WWII vet struggles to get life-saving stockings from VA
Posted July 25, 2011
Raleigh, N.C. — A simple pair of stockings has helped keep a local World War II veteran alive, but the government agency that provides them said he doesn’t qualify for the leg coverings any longer.
At age 84, DC Lawson is in pretty good health despite his injuries from grenade attacks in WWII.
“Both legs were injured, but the left leg got the worst of it,” he said.
Riddled with blood clots, Lawson began wearing the compression socks in 1966 after his doctors said he needed to have them on every waking hour of the day. He gets new pairs every six months after the old ones stretch out.
“When they are good, you can’t get a hold of them to pull them. They are that tight,” Lawson said.
Veterans Affairs has provided the Jobst body stockings, which cost $400 per pair, since 1966. Then, in June, Lawson said the VA would not allow him or his daughter to re-order the stockings.
“This is life-threatening. If I don’t wear the hose, blood clots are going to my heart and my lungs, and I’m going to die,” he said.
When Lawson called to place his last order, he says he was told he needed a prescription. His daughter, Pam Wilson, tried making some follow-up calls but said she was rarely able to get anybody on the phone. After a month of calling the VA, the office in Salisbury where his records are kept provided no answers.
“I haven’t been called back about anything,” Lawson said.
“It’s just like we’re in a maze of bureaucracy,” Wilson added. “That’s all he’s ever asked for and all he’s ever received, just the stockings.”
Lawson and his daughter said they were told at one point that he didn’t qualify for the socks at all, so they called Sen. Richard Burr’s office and WRAL News.
When WRAL News spoke with VA officials, they said they set up an appointment for Lawson for October, but acknowledged that he needed the socks sooner than that. They still couldn’t say why he had been told without warning that he needed a prescription or that he never qualified for the socks in the first place.
Dr. Joe Sutter, chief of management support at the Salisbury VA, later admitted to making some errors in the case and said Lawson does qualify for the stockings and that he does not need a prescription. Sutter said Lawson slipped through the cracks for many years and simply needed to be measured on a regular basis to make sure the stockings fit.
After WRAL’s phone call, Lawson got an immediate appointment last Friday. However, he was not measured during the appointment, which the VA said was necessary. The nurse practitioner took his blood pressure and had him answer questions about his medical history.
Still, the order was made and Lawson said he hopes the uncertainty is over.
“Surely, my country’s not going to let me down now,” he said. “I feel a little bit better, and I feel that they’re going to provide the hose.”
Lawson was 15 when he entered the Marines.

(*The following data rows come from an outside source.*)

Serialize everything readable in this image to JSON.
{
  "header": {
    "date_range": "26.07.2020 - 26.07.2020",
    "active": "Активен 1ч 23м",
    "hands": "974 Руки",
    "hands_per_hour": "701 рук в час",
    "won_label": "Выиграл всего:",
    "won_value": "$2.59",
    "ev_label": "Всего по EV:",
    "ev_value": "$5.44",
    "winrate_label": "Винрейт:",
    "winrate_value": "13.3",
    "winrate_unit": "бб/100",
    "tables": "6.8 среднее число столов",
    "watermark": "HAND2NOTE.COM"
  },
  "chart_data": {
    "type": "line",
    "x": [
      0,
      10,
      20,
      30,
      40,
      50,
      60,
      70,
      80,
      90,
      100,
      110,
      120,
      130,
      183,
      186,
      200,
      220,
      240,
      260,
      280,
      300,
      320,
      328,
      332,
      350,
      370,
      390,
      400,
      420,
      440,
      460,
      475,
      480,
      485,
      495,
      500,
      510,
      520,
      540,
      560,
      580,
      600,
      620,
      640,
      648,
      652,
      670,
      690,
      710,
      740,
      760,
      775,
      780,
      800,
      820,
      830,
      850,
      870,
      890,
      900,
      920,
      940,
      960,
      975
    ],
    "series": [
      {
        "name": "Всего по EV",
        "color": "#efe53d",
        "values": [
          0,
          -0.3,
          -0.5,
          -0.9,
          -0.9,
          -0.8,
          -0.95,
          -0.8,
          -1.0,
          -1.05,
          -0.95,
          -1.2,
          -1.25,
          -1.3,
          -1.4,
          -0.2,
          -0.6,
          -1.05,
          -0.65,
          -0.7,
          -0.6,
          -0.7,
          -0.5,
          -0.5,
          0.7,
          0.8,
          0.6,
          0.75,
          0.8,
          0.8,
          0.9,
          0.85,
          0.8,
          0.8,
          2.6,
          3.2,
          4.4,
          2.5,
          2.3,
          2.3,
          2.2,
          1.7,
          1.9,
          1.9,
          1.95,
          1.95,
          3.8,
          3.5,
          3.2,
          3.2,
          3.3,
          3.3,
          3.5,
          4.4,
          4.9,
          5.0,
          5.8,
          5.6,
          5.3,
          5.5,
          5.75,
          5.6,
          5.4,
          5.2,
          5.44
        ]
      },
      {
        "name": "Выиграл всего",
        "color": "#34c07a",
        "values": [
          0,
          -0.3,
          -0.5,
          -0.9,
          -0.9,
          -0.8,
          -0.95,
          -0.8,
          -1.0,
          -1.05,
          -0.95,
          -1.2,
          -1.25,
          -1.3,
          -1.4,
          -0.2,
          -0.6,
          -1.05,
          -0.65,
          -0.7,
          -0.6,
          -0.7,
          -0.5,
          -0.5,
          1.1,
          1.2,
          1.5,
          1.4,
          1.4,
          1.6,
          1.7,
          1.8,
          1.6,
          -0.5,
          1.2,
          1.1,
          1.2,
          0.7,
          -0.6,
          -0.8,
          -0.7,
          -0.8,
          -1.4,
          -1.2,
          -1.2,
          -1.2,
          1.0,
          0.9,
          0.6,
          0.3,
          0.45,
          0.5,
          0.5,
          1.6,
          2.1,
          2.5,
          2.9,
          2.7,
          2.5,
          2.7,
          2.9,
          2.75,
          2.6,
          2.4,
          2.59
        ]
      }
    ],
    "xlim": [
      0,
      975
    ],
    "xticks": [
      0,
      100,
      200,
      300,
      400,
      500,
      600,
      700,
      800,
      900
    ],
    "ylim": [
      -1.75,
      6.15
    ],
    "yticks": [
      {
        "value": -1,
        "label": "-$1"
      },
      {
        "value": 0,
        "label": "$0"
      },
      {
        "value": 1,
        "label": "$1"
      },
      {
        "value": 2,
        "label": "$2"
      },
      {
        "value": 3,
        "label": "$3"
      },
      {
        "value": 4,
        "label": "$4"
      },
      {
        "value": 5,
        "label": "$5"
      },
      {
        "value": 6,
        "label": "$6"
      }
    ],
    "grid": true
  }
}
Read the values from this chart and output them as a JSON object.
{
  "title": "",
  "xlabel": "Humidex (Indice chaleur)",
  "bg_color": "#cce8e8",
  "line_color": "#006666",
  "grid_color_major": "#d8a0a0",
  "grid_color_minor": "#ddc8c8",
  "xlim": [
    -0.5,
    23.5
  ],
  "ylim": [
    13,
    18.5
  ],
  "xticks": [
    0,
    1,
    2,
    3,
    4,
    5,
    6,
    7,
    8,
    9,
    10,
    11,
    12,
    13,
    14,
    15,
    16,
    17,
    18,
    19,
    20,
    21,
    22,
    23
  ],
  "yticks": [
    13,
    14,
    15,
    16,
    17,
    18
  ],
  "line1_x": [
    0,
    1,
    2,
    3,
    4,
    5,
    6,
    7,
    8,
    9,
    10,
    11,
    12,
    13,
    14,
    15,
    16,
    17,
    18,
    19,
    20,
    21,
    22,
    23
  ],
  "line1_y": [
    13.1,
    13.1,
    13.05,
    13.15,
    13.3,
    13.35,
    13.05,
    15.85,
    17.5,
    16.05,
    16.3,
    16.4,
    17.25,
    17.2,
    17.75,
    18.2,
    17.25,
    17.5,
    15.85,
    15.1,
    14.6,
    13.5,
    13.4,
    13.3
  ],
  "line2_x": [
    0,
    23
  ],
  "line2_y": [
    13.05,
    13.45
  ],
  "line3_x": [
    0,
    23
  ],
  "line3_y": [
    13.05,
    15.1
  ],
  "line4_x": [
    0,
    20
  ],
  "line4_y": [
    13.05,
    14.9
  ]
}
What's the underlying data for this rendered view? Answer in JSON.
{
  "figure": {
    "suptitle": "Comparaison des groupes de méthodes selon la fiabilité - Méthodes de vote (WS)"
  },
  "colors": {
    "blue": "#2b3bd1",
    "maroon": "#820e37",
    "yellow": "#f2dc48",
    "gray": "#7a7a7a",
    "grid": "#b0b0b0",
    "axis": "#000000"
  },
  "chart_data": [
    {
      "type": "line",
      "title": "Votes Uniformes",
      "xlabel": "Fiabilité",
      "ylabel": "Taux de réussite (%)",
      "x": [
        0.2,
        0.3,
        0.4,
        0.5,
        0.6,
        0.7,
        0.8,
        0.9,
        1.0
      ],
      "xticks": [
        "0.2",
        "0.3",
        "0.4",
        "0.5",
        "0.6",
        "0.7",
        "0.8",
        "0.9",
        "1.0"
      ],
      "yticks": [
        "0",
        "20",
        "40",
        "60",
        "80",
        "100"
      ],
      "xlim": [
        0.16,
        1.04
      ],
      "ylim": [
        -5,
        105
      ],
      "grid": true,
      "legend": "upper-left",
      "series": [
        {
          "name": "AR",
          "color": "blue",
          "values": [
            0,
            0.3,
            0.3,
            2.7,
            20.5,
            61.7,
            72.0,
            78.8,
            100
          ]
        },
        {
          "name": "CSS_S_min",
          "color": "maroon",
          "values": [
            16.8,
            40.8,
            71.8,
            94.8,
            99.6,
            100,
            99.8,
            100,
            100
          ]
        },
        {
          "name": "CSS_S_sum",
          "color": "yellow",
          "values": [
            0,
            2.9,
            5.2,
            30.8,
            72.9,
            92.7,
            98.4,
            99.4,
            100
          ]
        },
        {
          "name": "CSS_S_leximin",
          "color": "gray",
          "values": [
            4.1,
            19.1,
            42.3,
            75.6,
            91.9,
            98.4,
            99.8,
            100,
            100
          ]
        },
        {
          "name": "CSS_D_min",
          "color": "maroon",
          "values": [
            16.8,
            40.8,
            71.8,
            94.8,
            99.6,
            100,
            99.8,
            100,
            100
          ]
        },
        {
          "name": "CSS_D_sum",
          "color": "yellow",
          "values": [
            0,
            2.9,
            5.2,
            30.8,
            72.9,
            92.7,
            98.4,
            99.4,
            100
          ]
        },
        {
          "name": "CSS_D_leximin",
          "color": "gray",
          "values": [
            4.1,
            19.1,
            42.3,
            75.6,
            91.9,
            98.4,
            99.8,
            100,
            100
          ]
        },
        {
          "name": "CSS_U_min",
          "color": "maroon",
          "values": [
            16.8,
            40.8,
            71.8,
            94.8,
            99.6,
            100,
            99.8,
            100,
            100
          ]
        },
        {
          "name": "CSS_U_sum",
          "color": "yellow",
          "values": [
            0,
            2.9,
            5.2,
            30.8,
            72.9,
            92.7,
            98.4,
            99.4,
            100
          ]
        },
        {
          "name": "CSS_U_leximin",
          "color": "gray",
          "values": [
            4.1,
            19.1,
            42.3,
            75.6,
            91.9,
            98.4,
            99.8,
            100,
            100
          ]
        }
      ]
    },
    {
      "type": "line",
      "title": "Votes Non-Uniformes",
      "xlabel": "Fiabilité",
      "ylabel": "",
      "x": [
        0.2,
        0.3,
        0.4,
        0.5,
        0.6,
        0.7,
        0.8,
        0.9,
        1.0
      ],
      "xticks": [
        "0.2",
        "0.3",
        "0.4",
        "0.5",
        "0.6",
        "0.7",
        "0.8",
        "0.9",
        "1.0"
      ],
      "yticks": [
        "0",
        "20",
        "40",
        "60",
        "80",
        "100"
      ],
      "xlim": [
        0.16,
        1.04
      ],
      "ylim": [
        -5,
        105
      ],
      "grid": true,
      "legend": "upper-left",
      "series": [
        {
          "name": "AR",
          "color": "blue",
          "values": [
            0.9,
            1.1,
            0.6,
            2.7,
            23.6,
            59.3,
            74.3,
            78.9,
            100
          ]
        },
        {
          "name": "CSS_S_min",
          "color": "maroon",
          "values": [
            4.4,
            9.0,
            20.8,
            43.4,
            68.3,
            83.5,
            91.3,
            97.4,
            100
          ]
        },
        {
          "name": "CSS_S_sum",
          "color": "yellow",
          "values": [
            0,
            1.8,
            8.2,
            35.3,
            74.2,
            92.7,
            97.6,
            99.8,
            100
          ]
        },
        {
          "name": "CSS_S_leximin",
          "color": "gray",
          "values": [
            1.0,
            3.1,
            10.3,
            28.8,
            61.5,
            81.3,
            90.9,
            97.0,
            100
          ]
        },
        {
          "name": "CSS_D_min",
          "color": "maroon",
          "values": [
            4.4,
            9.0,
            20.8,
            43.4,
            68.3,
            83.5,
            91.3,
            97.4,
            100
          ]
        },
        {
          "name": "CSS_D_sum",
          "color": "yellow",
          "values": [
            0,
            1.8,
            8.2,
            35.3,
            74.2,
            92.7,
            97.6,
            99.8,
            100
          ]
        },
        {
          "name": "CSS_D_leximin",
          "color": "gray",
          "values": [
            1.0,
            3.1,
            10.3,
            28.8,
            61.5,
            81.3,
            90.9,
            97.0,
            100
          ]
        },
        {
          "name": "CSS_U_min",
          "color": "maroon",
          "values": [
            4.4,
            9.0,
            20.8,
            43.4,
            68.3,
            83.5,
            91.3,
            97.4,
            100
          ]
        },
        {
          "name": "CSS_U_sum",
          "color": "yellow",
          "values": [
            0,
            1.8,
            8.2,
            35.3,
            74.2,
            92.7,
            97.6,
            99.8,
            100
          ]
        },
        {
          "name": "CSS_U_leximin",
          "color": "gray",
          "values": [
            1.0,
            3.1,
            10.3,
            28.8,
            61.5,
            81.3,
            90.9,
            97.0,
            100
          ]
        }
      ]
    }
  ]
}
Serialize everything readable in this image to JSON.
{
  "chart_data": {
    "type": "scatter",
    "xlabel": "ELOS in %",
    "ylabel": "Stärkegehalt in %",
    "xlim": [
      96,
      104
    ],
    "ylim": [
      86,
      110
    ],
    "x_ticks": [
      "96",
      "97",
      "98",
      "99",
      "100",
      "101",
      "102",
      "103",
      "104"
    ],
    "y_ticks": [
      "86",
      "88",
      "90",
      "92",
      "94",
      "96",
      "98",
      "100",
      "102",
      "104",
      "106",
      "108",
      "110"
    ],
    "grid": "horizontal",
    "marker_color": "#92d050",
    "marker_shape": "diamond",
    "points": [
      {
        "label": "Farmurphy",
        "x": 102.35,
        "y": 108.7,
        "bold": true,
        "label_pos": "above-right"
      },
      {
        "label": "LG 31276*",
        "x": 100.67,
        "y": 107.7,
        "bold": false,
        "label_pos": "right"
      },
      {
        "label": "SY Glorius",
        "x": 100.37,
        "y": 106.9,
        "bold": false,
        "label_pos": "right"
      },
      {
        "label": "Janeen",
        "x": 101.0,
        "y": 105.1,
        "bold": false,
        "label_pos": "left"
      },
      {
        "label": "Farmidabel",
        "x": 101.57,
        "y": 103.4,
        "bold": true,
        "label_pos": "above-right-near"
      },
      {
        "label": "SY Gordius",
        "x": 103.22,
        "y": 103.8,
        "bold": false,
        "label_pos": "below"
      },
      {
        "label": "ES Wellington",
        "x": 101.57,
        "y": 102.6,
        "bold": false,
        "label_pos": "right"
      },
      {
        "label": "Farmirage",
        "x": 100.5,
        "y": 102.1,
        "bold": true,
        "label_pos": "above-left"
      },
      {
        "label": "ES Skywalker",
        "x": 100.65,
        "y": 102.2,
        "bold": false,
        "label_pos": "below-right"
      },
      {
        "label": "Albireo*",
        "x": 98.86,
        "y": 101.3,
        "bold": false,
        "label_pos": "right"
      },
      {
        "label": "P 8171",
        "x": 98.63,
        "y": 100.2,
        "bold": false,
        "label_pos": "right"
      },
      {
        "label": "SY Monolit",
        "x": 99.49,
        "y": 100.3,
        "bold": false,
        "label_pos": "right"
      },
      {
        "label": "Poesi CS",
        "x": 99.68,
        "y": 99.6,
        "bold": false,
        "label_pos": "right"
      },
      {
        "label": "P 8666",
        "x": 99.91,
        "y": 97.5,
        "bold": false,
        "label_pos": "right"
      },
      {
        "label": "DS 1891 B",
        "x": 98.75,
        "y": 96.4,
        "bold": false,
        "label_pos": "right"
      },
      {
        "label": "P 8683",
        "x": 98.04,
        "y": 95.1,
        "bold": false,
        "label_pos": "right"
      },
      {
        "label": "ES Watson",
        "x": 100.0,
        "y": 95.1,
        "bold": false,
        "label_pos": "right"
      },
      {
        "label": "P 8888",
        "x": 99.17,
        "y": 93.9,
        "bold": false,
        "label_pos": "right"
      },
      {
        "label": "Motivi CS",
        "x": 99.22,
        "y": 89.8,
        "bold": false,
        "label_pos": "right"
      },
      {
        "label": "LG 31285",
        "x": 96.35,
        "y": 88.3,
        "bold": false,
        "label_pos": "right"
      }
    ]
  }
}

He says he saved two men who lost their legs in the foxhole attack in Okinawa, Japan, that left him injured.
“I agreed to give me life when I was a young fella,” he said. “I don’t have long to live, but I want to live a good life."
Lawson said he hopes no other veteran has to deal with the same issues he has. Burr's office also followed up with the VA and told Lawson to expect his order of stockings to come in this week.
VA officials said Monday that they can't talk about Lawson's appointment last Friday until he signs paperwork releasing his file. They said they would mail that to him on Monday.